- Tessie Mobley in the 1930s
- Born: December 4, 1906 Ardmore, Oklahoma
- Died: December 19, 1990 (aged 84) Fort Worth, Texas
- Other names: Lushanya Vinay
- Citizenship: American
- Occupation: Opera singer

= Tessie Mobley =

American opera singer

Tessie Mobley (December 4, 1906 – December 19, 1990) was an American operatic soprano.

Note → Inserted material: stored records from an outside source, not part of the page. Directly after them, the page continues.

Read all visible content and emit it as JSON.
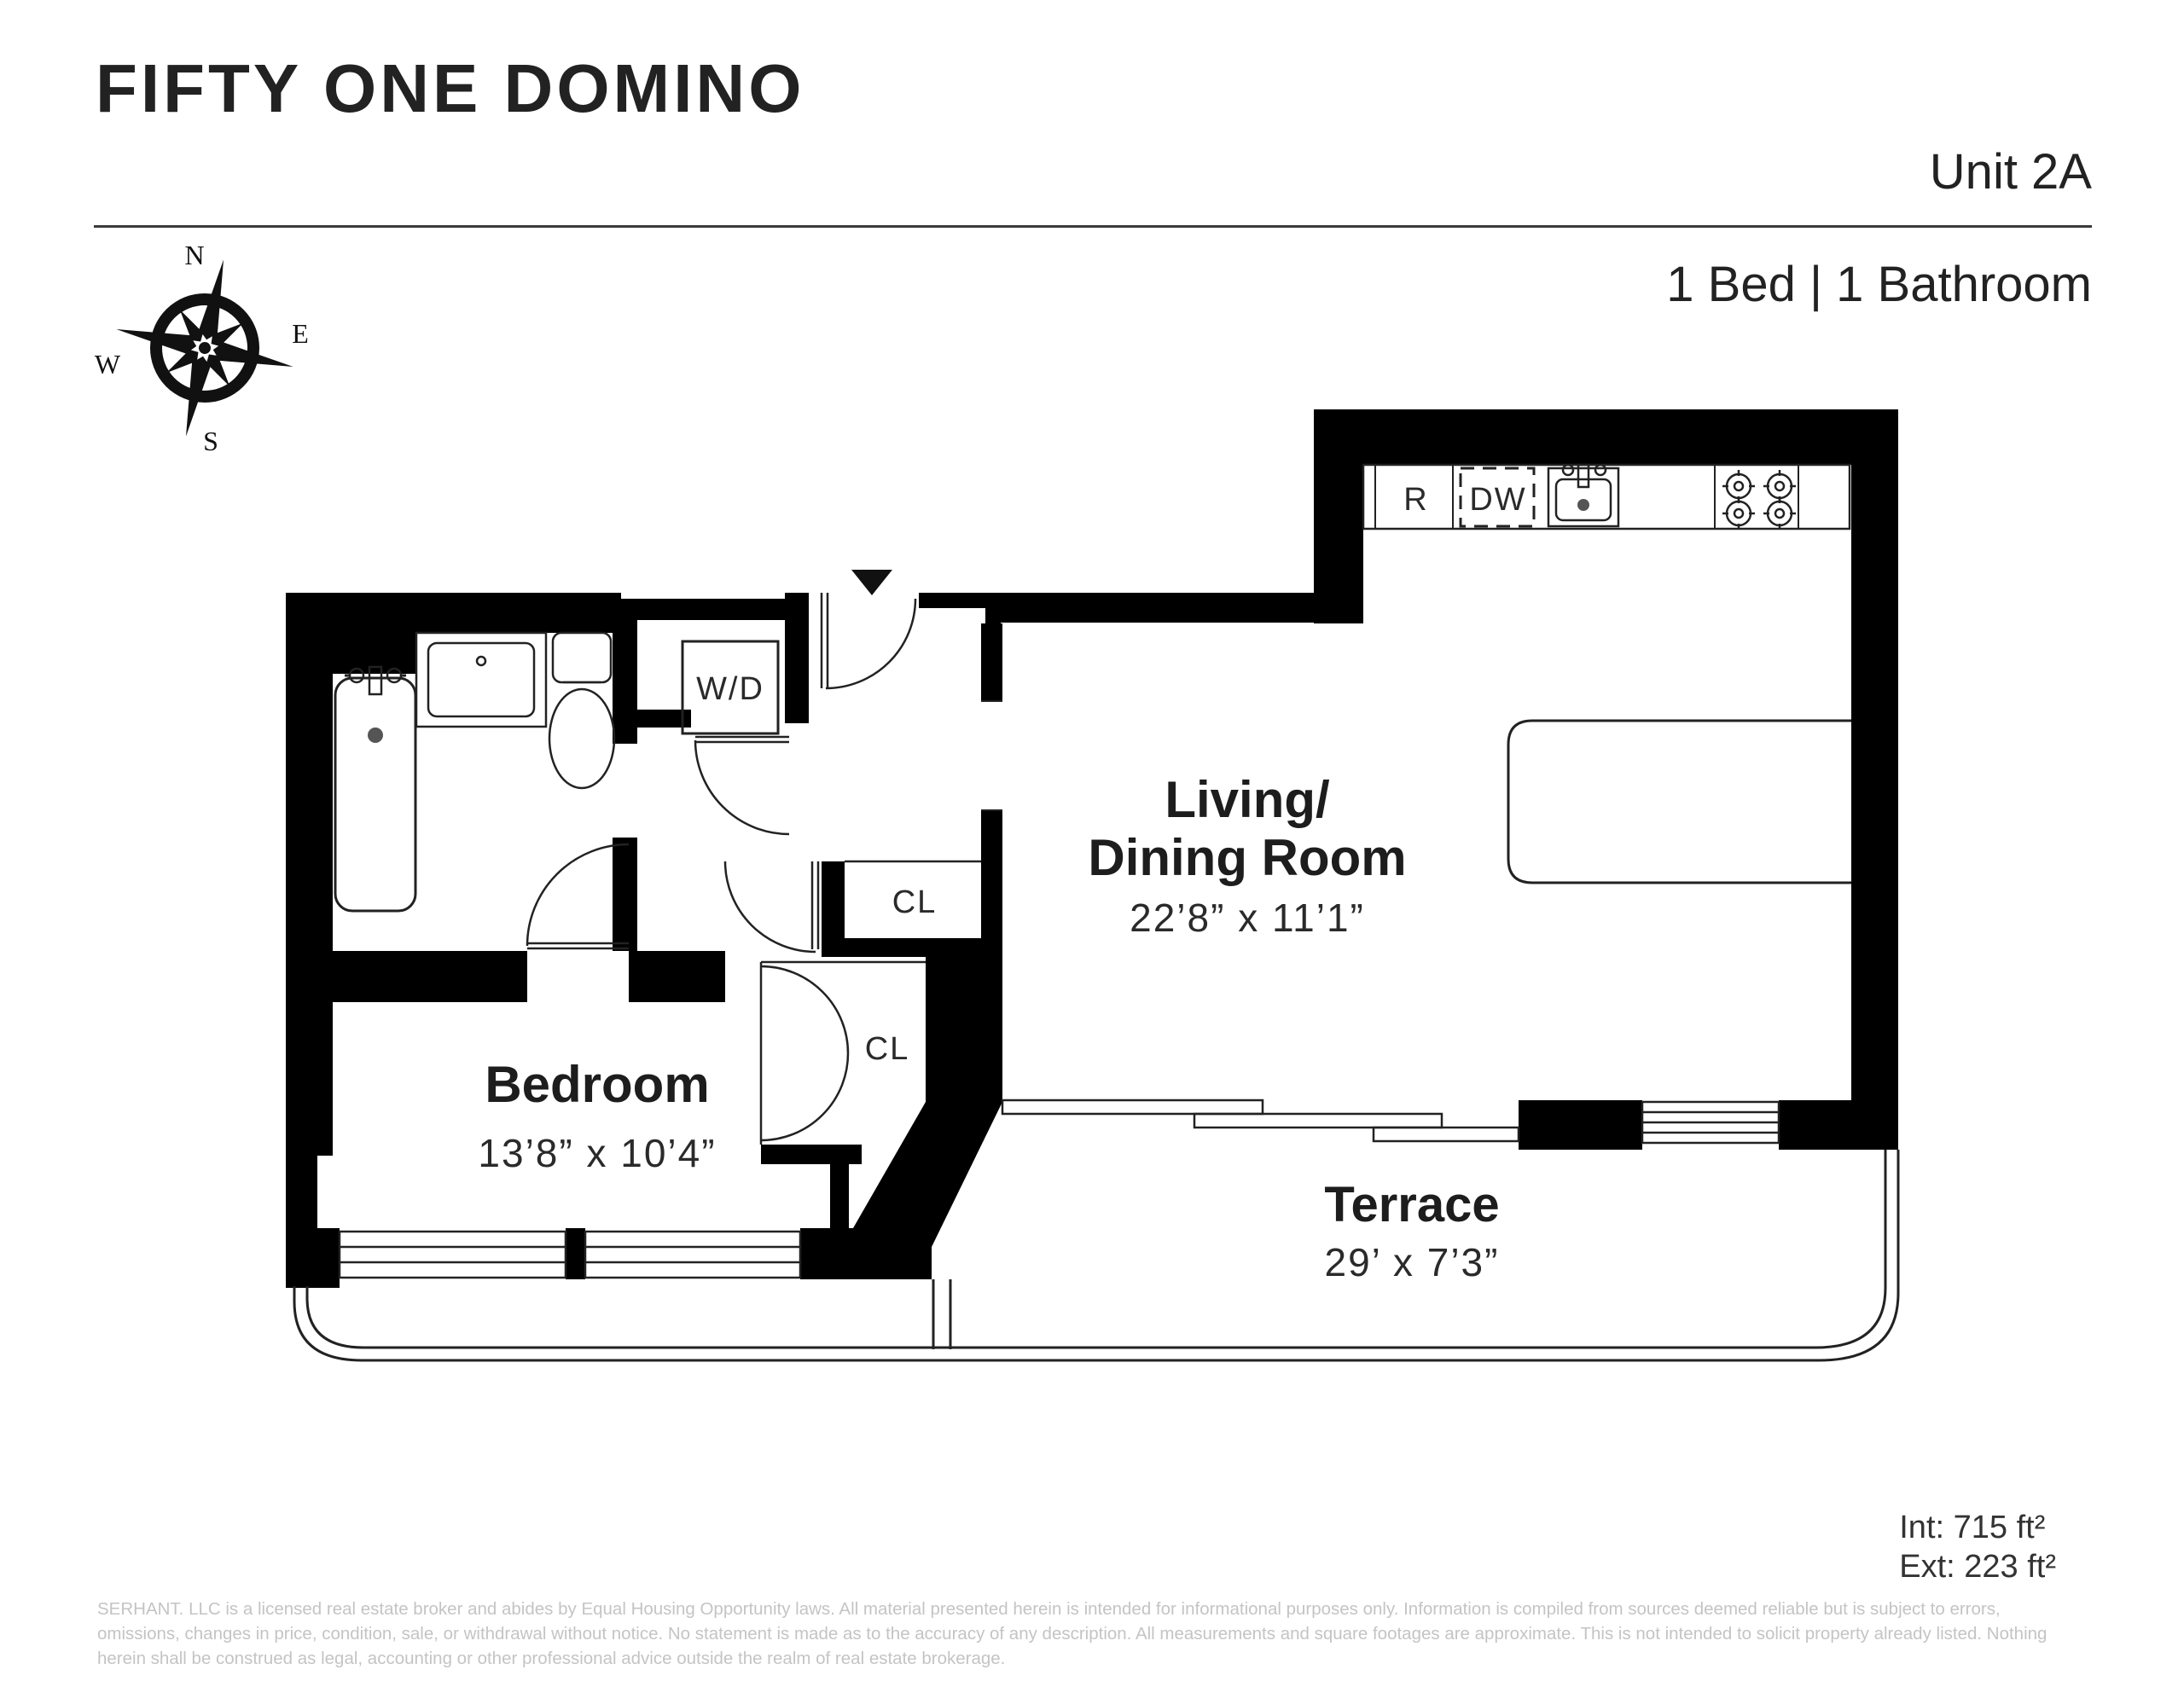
{
  "header": {
    "title": "FIFTY ONE DOMINO",
    "unit": "Unit 2A",
    "bed_bath": "1 Bed | 1 Bathroom"
  },
  "compass": {
    "n": "N",
    "e": "E",
    "s": "S",
    "w": "W"
  },
  "rooms": {
    "living": {
      "name_line1": "Living/",
      "name_line2": "Dining Room",
      "dims": "22’8” x 11’1”"
    },
    "bedroom": {
      "name": "Bedroom",
      "dims": "13’8” x 10’4”"
    },
    "terrace": {
      "name": "Terrace",
      "dims": "29’ x 7’3”"
    }
  },
  "fixtures": {
    "refrigerator": "R",
    "dishwasher": "DW",
    "washer_dryer": "W/D",
    "closet_upper": "CL",
    "closet_lower": "CL"
  },
  "areas": {
    "interior": "Int: 715 ft²",
    "exterior": "Ext: 223 ft²"
  },
  "disclaimer": {
    "line1": "SERHANT. LLC is a licensed real estate broker and abides by Equal Housing Opportunity laws. All material presented herein is intended for informational purposes only. Information is compiled from sources deemed reliable but is subject to errors,",
    "line2": "omissions, changes in price, condition, sale, or withdrawal without notice. No statement is made as to the accuracy of any description. All measurements and square footages are approximate. This is not intended to solicit property already listed. Nothing",
    "line3": "herein shall be construed as legal, accounting or other professional advice outside the realm of real estate brokerage."
  },
  "colors": {
    "wall": "#000000",
    "line": "#222222",
    "muted": "#c4c4c4"
  }
}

Mobley was the daughter of Benjamin E. and Tennie Worsham Mobley, and was raised near Ardmore, Oklahoma. Her father was white and her mother was Chickasaw, listed on the Dawes Rolls. One of her sisters was Marie Muchmore, who would go on to witness, and film, the assassination of John F. Kennedy. One-quarter Chickasaw, she grew up in both cultures, and was especially close to her maternal grandmother, who spoke no English and taught her to do beadwork and to identify herbs and other edible things in nature. She also learned how to break horses, shoot a rifle, and became a member of the women's rifle team at the University of Oklahoma. Mobley initially studied piano as a child before transitioning into voice lessons. Her interest in opera developed in high school. She continued her study of music at the University of Georgia and at Christian College in Columbia, Missouri. She married Louis Brave, an Osage actor, in 1926, divorcing him in 1931. The couple moved to Los Angeles in 1926, and Mobley began to take voice sessions with Emma Loeffler de Zaruba, a former opera singer and chair of the Hollywood Bowl campaign.

In 1929, Mobley auditioned for the Native American Ceremonials at the Hollywood Bowl. She met and was mentored by Muscogee Nation singer Tsianina Redfeather Blackstone. She also met Charles Wakefield Cadman, who helped launch her career. At this time she adopted the name "Lushanya", meaning "songbird", and she was henceforth frequently known as the "Songbird of the Chickasaws". For three summers she starred in the Albuquerque, New Mexico First American Pageant. Invited by a promoter to appear in Germany, she received scholarships to study opera at the Berlin University of the Arts and the Accademia Nazionale di Santa Cecilia in Rome in the early 1930s. In 1935 she appeared in the annual performance of The Song of Hiawatha by Samuel Coleridge-Taylor at the Royal Albert Hall in London, singing the role of Minnehaha. She continued to sing solo roles in Los Angeles and Chicago, notably taking on the title role of Aida with the Chicago Opera Company in Trieste, the first person of Native American descent to perform the part. Another signature piece was Cadman's opera Shanewis. Mobley was the first person of Native American descent to sing at La Scala. She performed at the 1936 Democratic National Convention in Philadelphia. The following year she sang at the coronation of George VI of the United Kingdom. She also traveled abroad to entertain American soldiers during World War II. Mobley later married Ramón Vinay, and retired in order to manage his career. She died in Fort Worth, and is buried in her hometown of Ardmore.

As Lushanya Vinay, Mobley was inducted into the Oklahoma Hall of Fame in 1964. She was inducted into the Chickasaw Nation Hall of Fame in 2009, an honor accepted in her stead by her niece, Aurelia Guy Phillips.